O estudo internacional envolveu 54 cientistas e foi coordenado pelo Instituto de Física Atmosférica da Academia Chinesa de Ciências. Divididos em três equipes, os pesquisadores estudaram dados globais da temperatura oceânica e, no fim, compararam os resultados, que foram consistentes. Uma das conclusões foi a de que, entre 2023 e 2024, o aumento global de calor superior a 2 mil metros nos mares chegou a 16 zettajoules, o equivalente a mais de 140 vezes a geração total de eletricidade do mundo no ano retrasado.
El Niño
"Nos últimos cinco anos, a temperatura oceânica aumentou constantemente entre 15 zettajoules e 20 zettajoules, independentemente dos ciclos La Niña e El Niño", explica Michael Mann, pesquisador da Universidade da Pensilvânia e coautor do estudo.

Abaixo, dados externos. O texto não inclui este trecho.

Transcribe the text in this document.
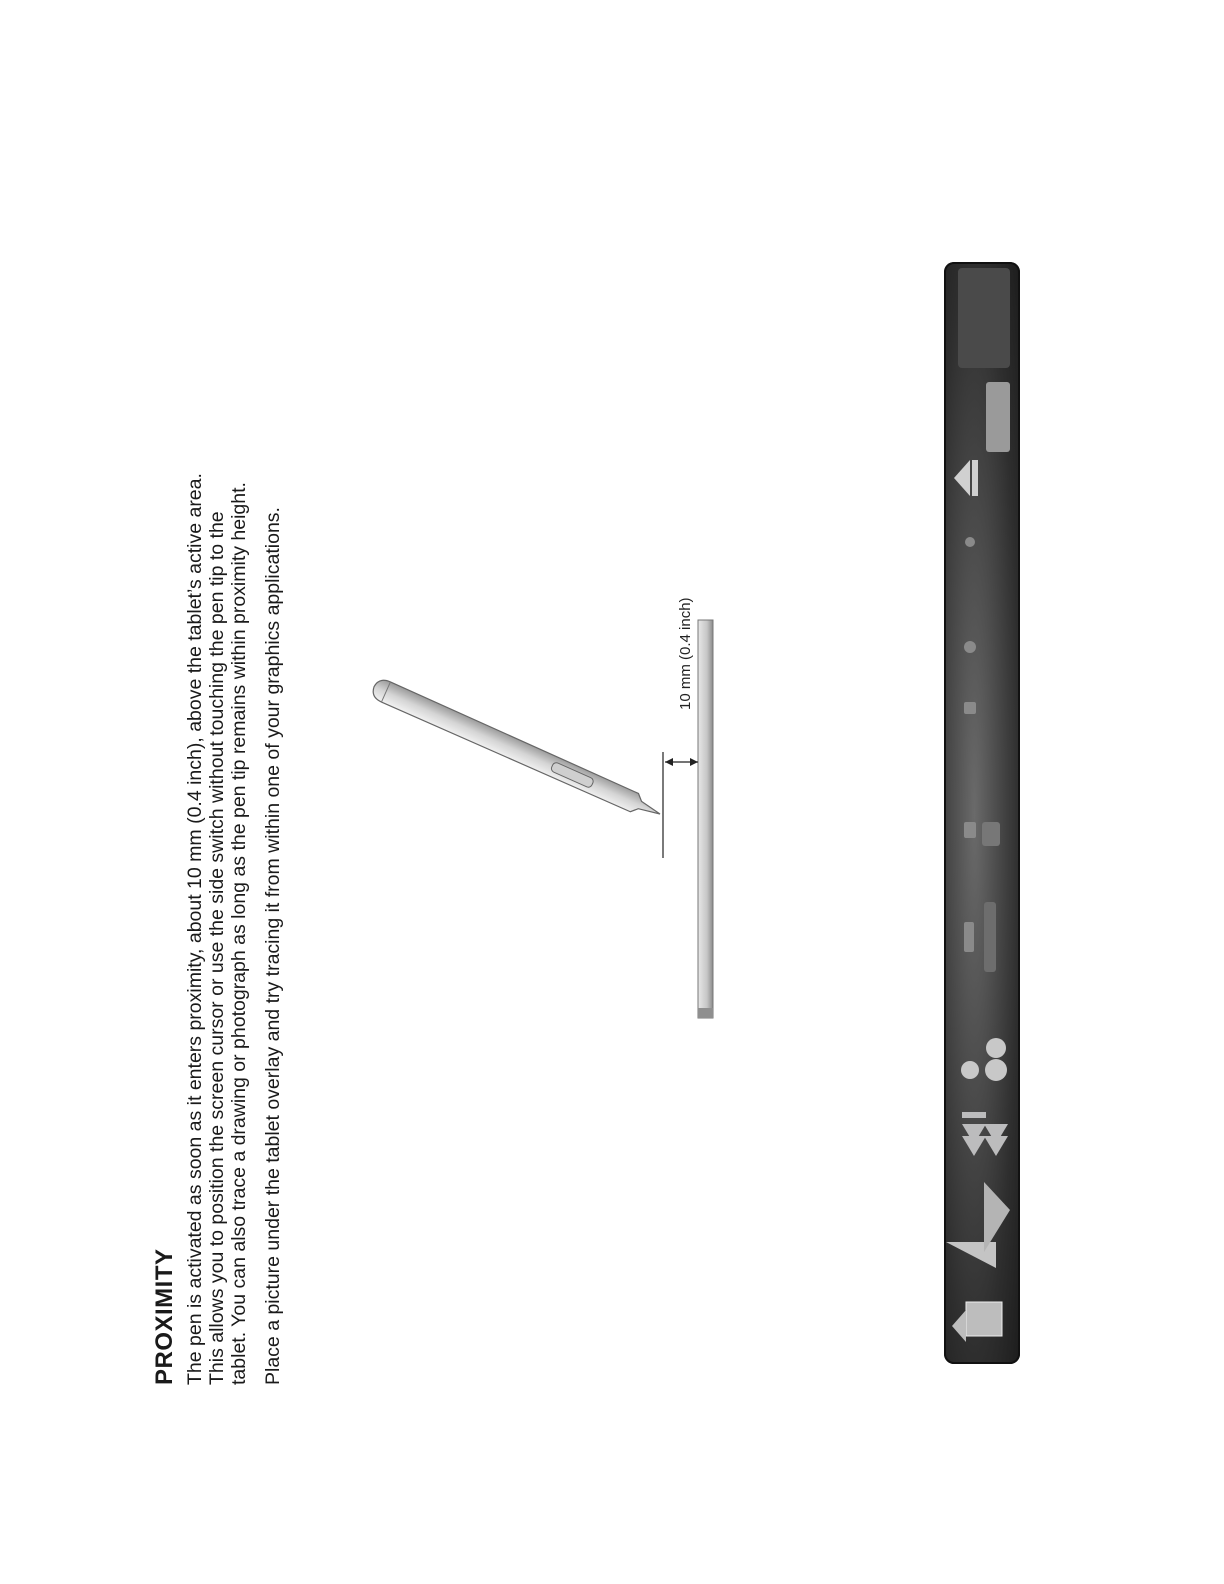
PROXIMITY The pen is activated as soon as it enters proximity, about 10 mm (0.4 inch), above the tablet’s active area. This allows you to position the screen cursor or use the side switch without touching the pen tip to the tablet. You can also trace a drawing or photograph as long as the pen tip remains within proximity height. Place a picture under the tablet overlay and try tracing it from within one of your graphics applications.	10 mm (0.4 inch)
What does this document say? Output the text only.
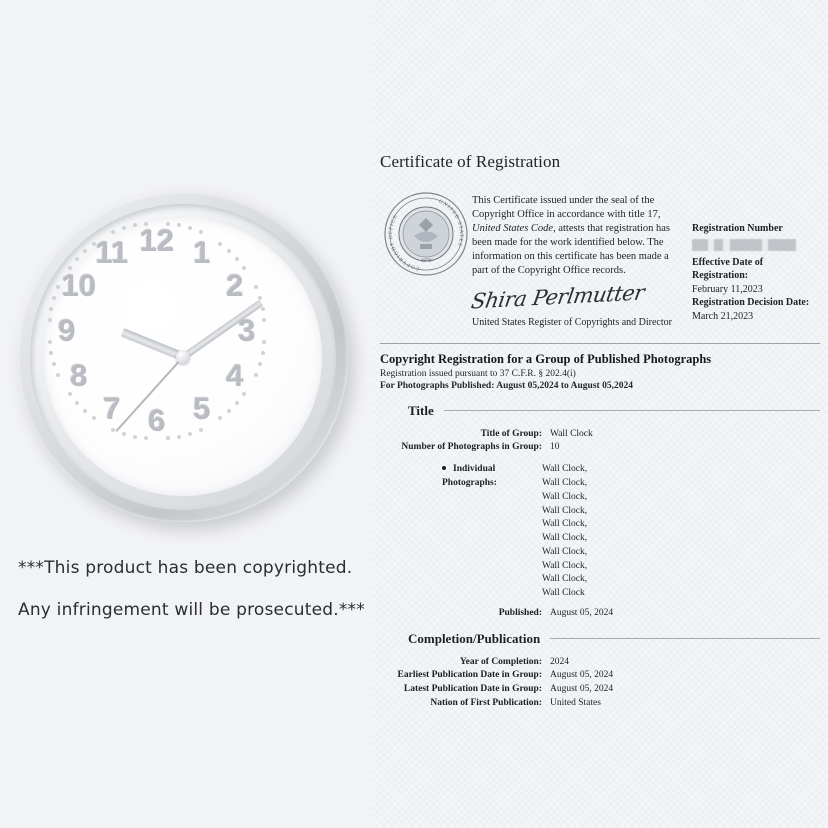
12 1
2
3
4
5
6
7
8
9
10
11
***This product has been copyrighted.
Any infringement will be prosecuted.***
Certificate of Registration
UNITED STATES
COPYRIGHT OFFICE
1870
This Certificate issued under the seal of the Copyright Office in accordance with title 17, United States Code, attests that registration has been made for the work identified below. The information on this certificate has been made a part of the Copyright Office records.
Shira Perlmutter
United States Register of Copyrights and Director
Registration Number
Effective Date of Registration:
February 11,2023
Registration Decision Date:
March 21,2023
Copyright Registration for a Group of Published Photographs
Registration issued pursuant to 37 C.F.R. § 202.4(i)
For Photographs Published: August 05,2024 to August 05,2024
Title
Title of Group: Wall Clock
Number of Photographs in Group: 10
Individual Photographs:
Wall Clock,
Wall Clock,
Wall Clock,
Wall Clock,
Wall Clock,
Wall Clock,
Wall Clock,
Wall Clock,
Wall Clock,
Wall Clock
Published: August 05, 2024
Completion/Publication
Year of Completion: 2024
Earliest Publication Date in Group: August 05, 2024
Latest Publication Date in Group: August 05, 2024
Nation of First Publication: United States
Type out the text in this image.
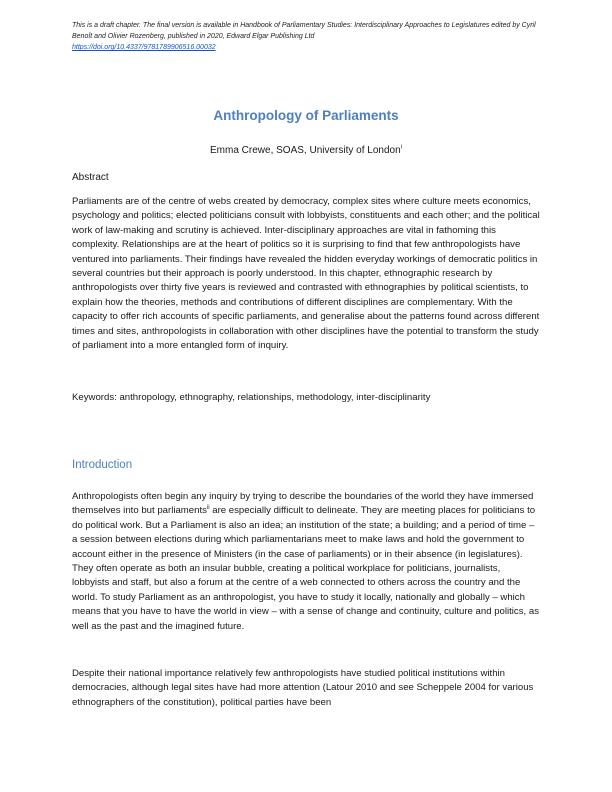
This is a draft chapter. The final version is available in Handbook of Parliamentary Studies: Interdisciplinary Approaches to Legislatures edited by Cyril Benoît and Olivier Rozenberg, published in 2020, Edward Elgar Publishing Ltd
https://doi.org/10.4337/9781789906516.00032
Anthropology of Parliaments
Emma Crewe, SOAS, University of London$^i$
Abstract

Parliaments are of the centre of webs created by democracy, complex sites where culture meets economics, psychology and politics; elected politicians consult with lobbyists, constituents and each other; and the political work of law-making and scrutiny is achieved. Inter-disciplinary approaches are vital in fathoming this complexity. Relationships are at the heart of politics so it is surprising to find that few anthropologists have ventured into parliaments. Their findings have revealed the hidden everyday workings of democratic politics in several countries but their approach is poorly understood. In this chapter, ethnographic research by anthropologists over thirty five years is reviewed and contrasted with ethnographies by political scientists, to explain how the theories, methods and contributions of different disciplines are complementary. With the capacity to offer rich accounts of specific parliaments, and generalise about the patterns found across different times and sites, anthropologists in collaboration with other disciplines have the potential to transform the study of parliament into a more entangled form of inquiry.

Keywords: anthropology, ethnography, relationships, methodology, inter-disciplinarity

Introduction

Anthropologists often begin any inquiry by trying to describe the boundaries of the world they have immersed themselves into but parliaments$^{ii}$ are especially difficult to delineate. They are meeting places for politicians to do political work. But a Parliament is also an idea; an institution of the state; a building; and a period of time – a session between elections during which parliamentarians meet to make laws and hold the government to account either in the presence of Ministers (in the case of parliaments) or in their absence (in legislatures). They often operate as both an insular bubble, creating a political workplace for politicians, journalists, lobbyists and staff, but also a forum at the centre of a web connected to others across the country and the world. To study Parliament as an anthropologist, you have to study it locally, nationally and globally – which means that you have to have the world in view – with a sense of change and continuity, culture and politics, as well as the past and the imagined future.

Despite their national importance relatively few anthropologists have studied political institutions within democracies, although legal sites have had more attention (Latour 2010 and see Scheppele 2004 for various ethnographers of the constitution), political parties have been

Ele se refere aos fenômenos climáticos que podem resfriar ou aquecer o planeta.
A temperatura da superfície — onde as águas e a atmosfera se deslocam — tem sofrido recordes sucessivos, alertam os cientistas. Elas são importantes porque determinam a rapidez com que o calor e a umidade podem ser transferidos do oceano para o ar e, portanto, afetar o clima. "O aumento nas temperaturas da superfície desde o final da década de 1950 tem sido impressionante", observa Mann.

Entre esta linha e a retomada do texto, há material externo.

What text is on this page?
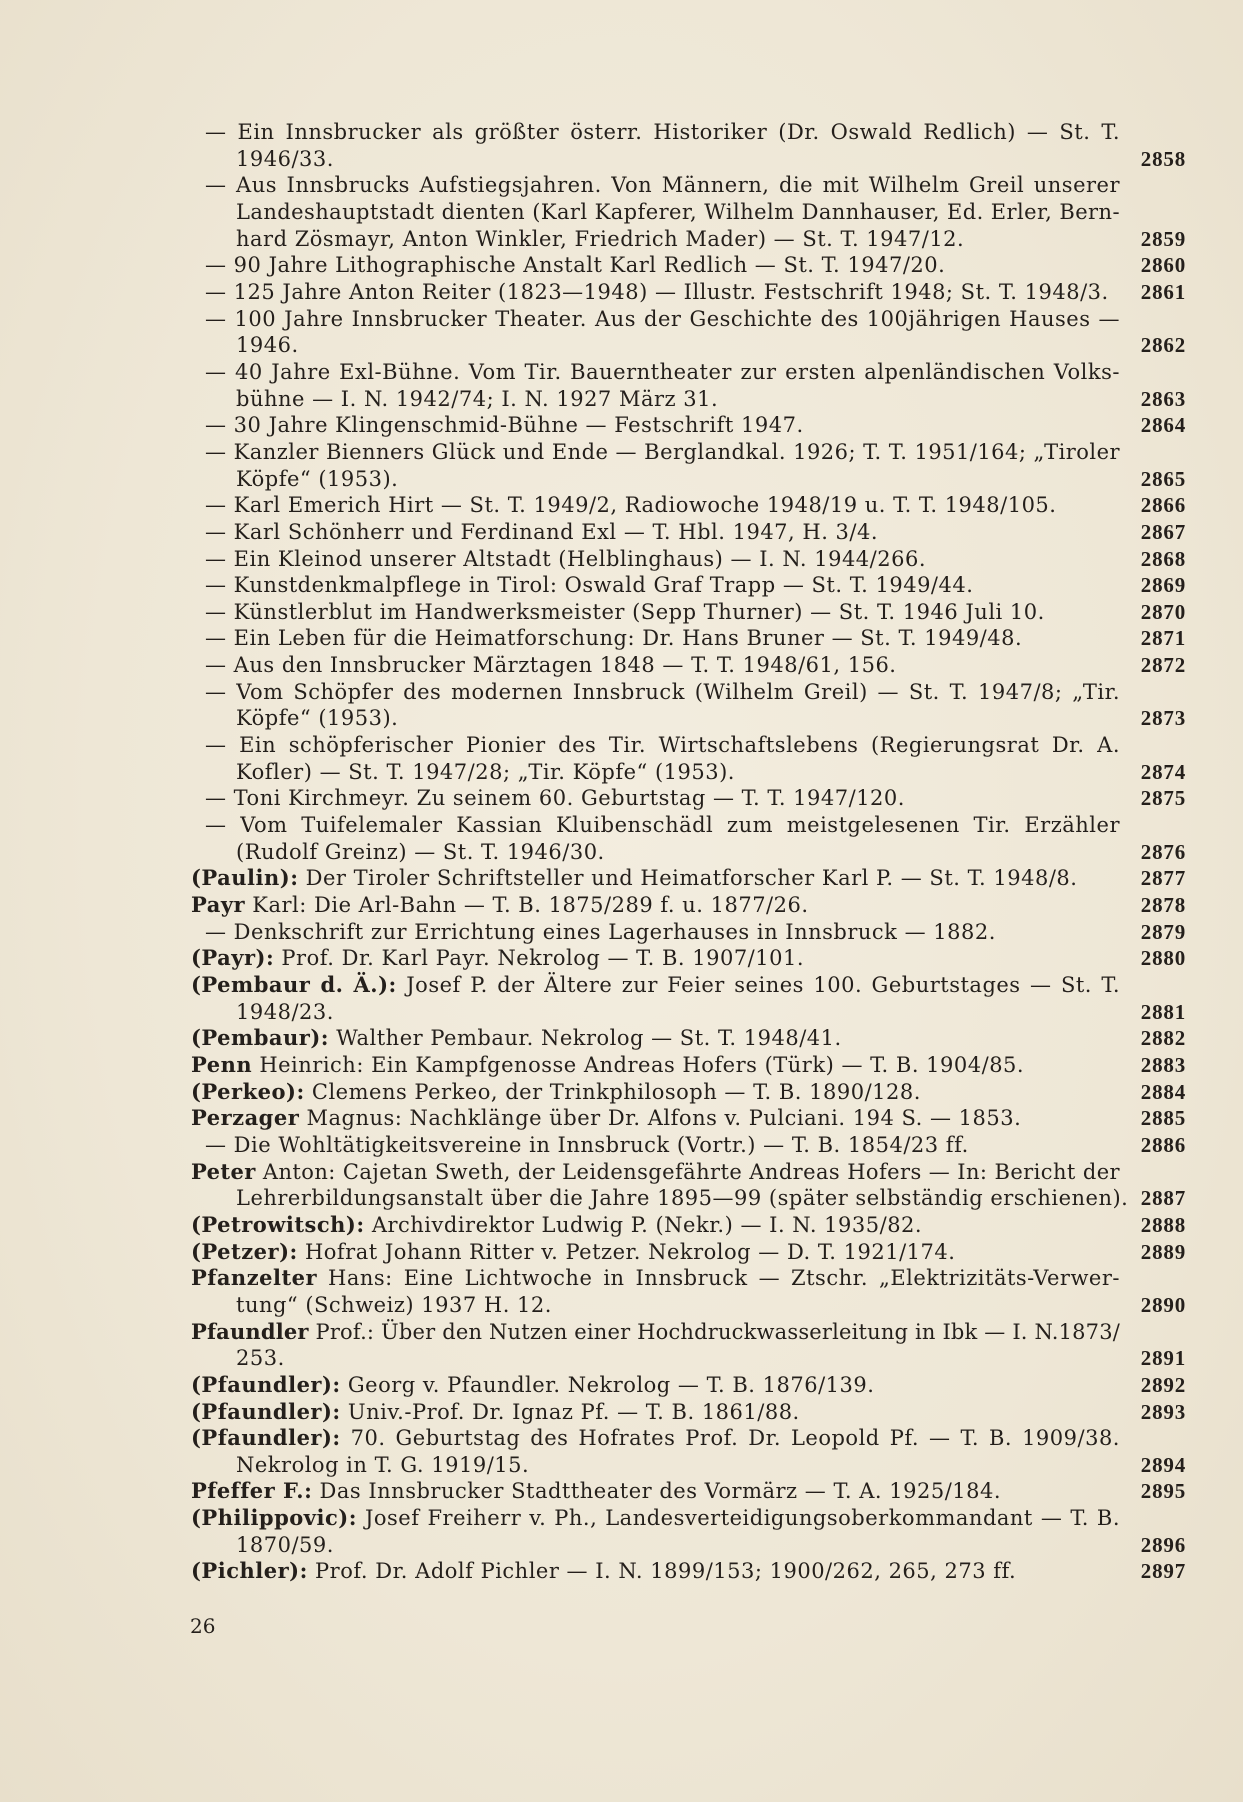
— Ein Innsbrucker als größter österr. Historiker (Dr. Oswald Redlich) — St. T.
1946/33.	2858
— Aus Innsbrucks Aufstiegsjahren. Von Männern, die mit Wilhelm Greil unserer
Landeshauptstadt dienten (Karl Kapferer, Wilhelm Dannhauser, Ed. Erler, Bern-
hard Zösmayr, Anton Winkler, Friedrich Mader) — St. T. 1947/12.	2859
— 90 Jahre Lithographische Anstalt Karl Redlich — St. T. 1947/20.	2860
— 125 Jahre Anton Reiter (1823—1948) — Illustr. Festschrift 1948; St. T. 1948/3. 2861
— 100 Jahre Innsbrucker Theater. Aus der Geschichte des 100jährigen Hauses —
1946.	2862
— 40 Jahre Exl-Bühne. Vom Tir. Bauerntheater zur ersten alpenländischen Volks-
bühne — I. N. 1942/74; I. N. 1927 März 31.	2863
— 30 Jahre Klingenschmid-Bühne — Festschrift 1947.	2864
— Kanzler Bienners Glück und Ende — Berglandkal. 1926; T. T. 1951/164; „Tiroler
Köpfe“ (1953).	2865
— Karl Emerich Hirt — St. T. 1949/2, Radiowoche 1948/19 u. T. T. 1948/105.	2866
— Karl Schönherr und Ferdinand Exl — T. Hbl. 1947, H. 3/4.	2867
— Ein Kleinod unserer Altstadt (Helblinghaus) — I. N. 1944/266.	2868
— Kunstdenkmalpflege in Tirol: Oswald Graf Trapp — St. T. 1949/44.	2869
— Künstlerblut im Handwerksmeister (Sepp Thurner) — St. T. 1946 Juli 10.	2870
— Ein Leben für die Heimatforschung: Dr. Hans Bruner — St. T. 1949/48.	2871
— Aus den Innsbrucker Märztagen 1848 — T. T. 1948/61, 156.	2872
— Vom Schöpfer des modernen Innsbruck (Wilhelm Greil) — St. T. 1947/8; „Tir.
Köpfe“ (1953).	2873
— Ein schöpferischer Pionier des Tir. Wirtschaftslebens (Regierungsrat Dr. A.
Kofler) — St. T. 1947/28; „Tir. Köpfe“ (1953).	2874
— Toni Kirchmeyr. Zu seinem 60. Geburtstag — T. T. 1947/120.	2875
— Vom Tuifelemaler Kassian Kluibenschädl zum meistgelesenen Tir. Erzähler
(Rudolf Greinz) — St. T. 1946/30.	2876
(Paulin): Der Tiroler Schriftsteller und Heimatforscher Karl P. — St. T. 1948/8.	2877
Payr Karl: Die Arl-Bahn — T. B. 1875/289 f. u. 1877/26.	2878
— Denkschrift zur Errichtung eines Lagerhauses in Innsbruck — 1882.	2879
(Payr): Prof. Dr. Karl Payr. Nekrolog — T. B. 1907/101.	2880
(Pembaur d. Ä.): Josef P. der Ältere zur Feier seines 100. Geburtstages — St. T.
1948/23.	2881
(Pembaur): Walther Pembaur. Nekrolog — St. T. 1948/41.	2882
Penn Heinrich: Ein Kampfgenosse Andreas Hofers (Türk) — T. B. 1904/85.	2883
(Perkeo): Clemens Perkeo, der Trinkphilosoph — T. B. 1890/128.	2884
Perzager Magnus: Nachklänge über Dr. Alfons v. Pulciani. 194 S. — 1853.	2885
— Die Wohltätigkeitsvereine in Innsbruck (Vortr.) — T. B. 1854/23 ff.	2886
Peter Anton: Cajetan Sweth, der Leidensgefährte Andreas Hofers — In: Bericht der
Lehrerbildungsanstalt über die Jahre 1895—99 (später selbständig erschienen). 2887
(Petrowitsch): Archivdirektor Ludwig P. (Nekr.) — I. N. 1935/82.	2888
(Petzer): Hofrat Johann Ritter v. Petzer. Nekrolog — D. T. 1921/174.	2889
Pfanzelter Hans: Eine Lichtwoche in Innsbruck — Ztschr. „Elektrizitäts-Verwer-
tung“ (Schweiz) 1937 H. 12.	2890
Pfaundler Prof.: Über den Nutzen einer Hochdruckwasserleitung in Ibk — I. N.1873/
253.	2891
(Pfaundler): Georg v. Pfaundler. Nekrolog — T. B. 1876/139.	2892
(Pfaundler): Univ.-Prof. Dr. Ignaz Pf. — T. B. 1861/88.	2893
(Pfaundler): 70. Geburtstag des Hofrates Prof. Dr. Leopold Pf. — T. B. 1909/38.
Nekrolog in T. G. 1919/15.	2894
Pfeffer F.: Das Innsbrucker Stadttheater des Vormärz — T. A. 1925/184.	2895
(Philippovic): Josef Freiherr v. Ph., Landesverteidigungsoberkommandant — T. B.
1870/59.	2896
(Pichler): Prof. Dr. Adolf Pichler — I. N. 1899/153; 1900/262, 265, 273 ff.	2897
26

Segundo o estudo, as mudanças observadas não são uniformes, pois há variações regionais. O Atlântico está se aquecendo com o Mar Mediterrâneo, além de todo o Antártico de latitude média. Enquanto a temperatura se eleva rapidamente em partes do Pacífico Norte, a tendência não foi observada na região tropical deste oceano, principalmente devido ao ciclo La Niña/El Niño naquela área. Mesmo os mares próximos aos polos Norte e Sul estão mais quentes.
Vapor
Kevin Trenberth, cientista sênior do Centro Nacional de Pesquisa Atmosférica dos Estados Unidos, destaca que um oceano mais quente afeta a vida marinha e resulta em enormes danos de muitas maneiras. "A principal forma pela qual o oceano continua a influenciar o clima é por meio do aumento do vapor de água na atmosfera, que leva ao aumento prejudicial de extremos no ciclo hidrológico", disse, em nota.
Além disso, o vapor de água é um poderoso gás de efeito estufa, e o aumento do aquecimento eleva o risco de seca e incêndios florestais, como o que está devastando a Califórnia. "O vapor mais quente também alimenta tempestades de todos os tipos e leva ao risco de inundações. Isso inclui furacões e tufões", destacou o cientista.
Nos últimos 12 meses, 104 países, incluindo o Brasil, registraram recordes de temperatura. Ao mesmo tempo, sofreram com secas, ondas de calor, inundações e incêndios, fenômenos verificados em todos os continentes em 2024.